One of the reasons contract farming in agriculture has not taken off is the fear of disputes between farmers and sponsoring company. The corporates have generally been reluctant to enter into contracts as they fear that in case of a dispute, politicians will support farmers rather than the companies. In the case of potato, for instance, informal contracts have been successful as the varieties required by processing cannot be sold by farmers in the open market and so they honour the contract. 
 
The draft model Act, 2018 provides that in case of a dispute, the sponsor and buyer can reach a solution through mutual negotiation or mediation – failing which they can refer the dispute to dispute settlement officers.

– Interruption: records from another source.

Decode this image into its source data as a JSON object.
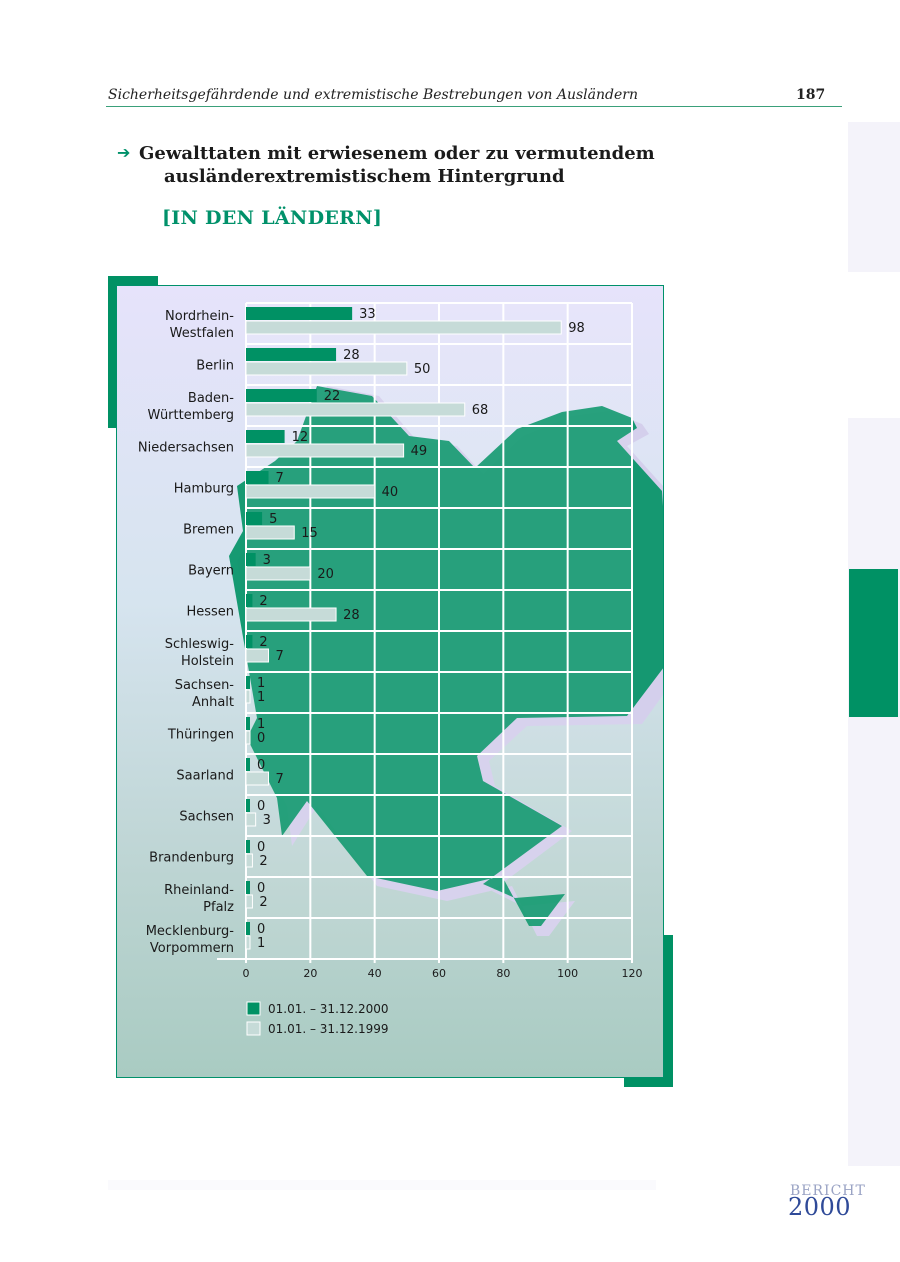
{
  "header": {
    "title": "Sicherheitsgefährdende und extremistische Bestrebungen von Ausländern",
    "page_number": "187"
  },
  "section": {
    "title_line1": "Gewalttaten mit erwiesenem oder zu vermutendem",
    "title_line2": "ausländerextremistischem Hintergrund",
    "subtitle": "[IN DEN LÄNDERN]"
  },
  "branding": {
    "word": "BERICHT",
    "year": "2000"
  },
  "colors": {
    "accent": "#009164",
    "series_2000": "#009164",
    "series_1999": "#c6dbd8",
    "map_fill": "#009164"
  },
  "chart_data": {
    "type": "bar",
    "orientation": "horizontal",
    "categories": [
      [
        "Nordrhein-",
        "Westfalen"
      ],
      [
        "Berlin"
      ],
      [
        "Baden-",
        "Württemberg"
      ],
      [
        "Niedersachsen"
      ],
      [
        "Hamburg"
      ],
      [
        "Bremen"
      ],
      [
        "Bayern"
      ],
      [
        "Hessen"
      ],
      [
        "Schleswig-",
        "Holstein"
      ],
      [
        "Sachsen-",
        "Anhalt"
      ],
      [
        "Thüringen"
      ],
      [
        "Saarland"
      ],
      [
        "Sachsen"
      ],
      [
        "Brandenburg"
      ],
      [
        "Rheinland-",
        "Pfalz"
      ],
      [
        "Mecklenburg-",
        "Vorpommern"
      ]
    ],
    "series": [
      {
        "name": "01.01. – 31.12.2000",
        "values": [
          33,
          28,
          22,
          12,
          7,
          5,
          3,
          2,
          2,
          1,
          1,
          0,
          0,
          0,
          0,
          0
        ]
      },
      {
        "name": "01.01. – 31.12.1999",
        "values": [
          98,
          50,
          68,
          49,
          40,
          15,
          20,
          28,
          7,
          1,
          0,
          7,
          3,
          2,
          2,
          1
        ]
      }
    ],
    "xlim": [
      0,
      120
    ],
    "xticks": [
      0,
      20,
      40,
      60,
      80,
      100,
      120
    ],
    "grid": true,
    "legend_position": "bottom"
  }
}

If this also fails, an appeal can be filed before the Contract Farming (Promotion and Facilitation) Authority, to be set up in each state.
 
It is not known if any state government has enacted a law on the pattern suggested by the model Act, 2018. In 2015, the Akali government in Punjab had enacted the Contract Farming Act which, as the draft model Act of 2018, provided for the registration of contracts by the local authority. However, rules were never notified and the Act was not implemented.  
 
Corporate sponsors would be hardly enthused by the recent notification on the exemption from the EC Act for contract farming. Most of them using agricultural commodities as raw material do not want to store commodities on their own account. They instead use the services of traders to procure and store the commodity as warehousing is a specialised function in which they have no expertise. 
 
The Warehousing Regulatory and Development Authority Act, 2007 has also not been able to bring much of agriculture storage to registered warehouses. There are just about 1,485 registered warehouses in India, and Bihar, Jharkhand, Kerala, Odisha, Punjab and West Bengal etc. have less than ten WDRA-registered warehouses. Corporates and traders do not see much benefit in storing their produce in WDRA-registered warehouses as pledge finance from banks is available in un-registered warehouses also. 
 
Similarly, companies have not been very enthused by the state-level appellate authority proposed under the model Act. The appellate authorities of Income Tax, Excise and GST have hardly been examples of independent judgement on taxation. 
 
Even though data of fresh produce under contract farming procured by organised chains like Big Bazaar, Spencers, Reliance Fresh etc. from farmers is not available, media reports suggest that they procure most of the agriculture produce from mandis or traders at prevailing prices. 
 
Unlike milk, eggs and poultry, maintaining uniform quality of produce is much more difficult for agricultural produce. Small and marginal farmers are used to bringing their produce to mandis even if it does not meet fair average quality specifications.
 
In Punjab, the norms of moisture and foreign matter in paddy have been relaxed several times in the last ten years. Centre has not even been able to impose Food Safety and Standards Authority norms to crops procured from farmers at MSP. Private companies cannot be so accommodative of farmers who do not supply produce conforming to quality specifications agreed in the contract. 
 
It is clear that much more is needed to deliver better prices to farmers. It is possible that the Committee of Chief Ministers headed by the chief minister of Maharashtra will provide a road map for much-needed reforms in marketing. Till then, Mumbai can only wait for Delhi to turn its attention to the economy.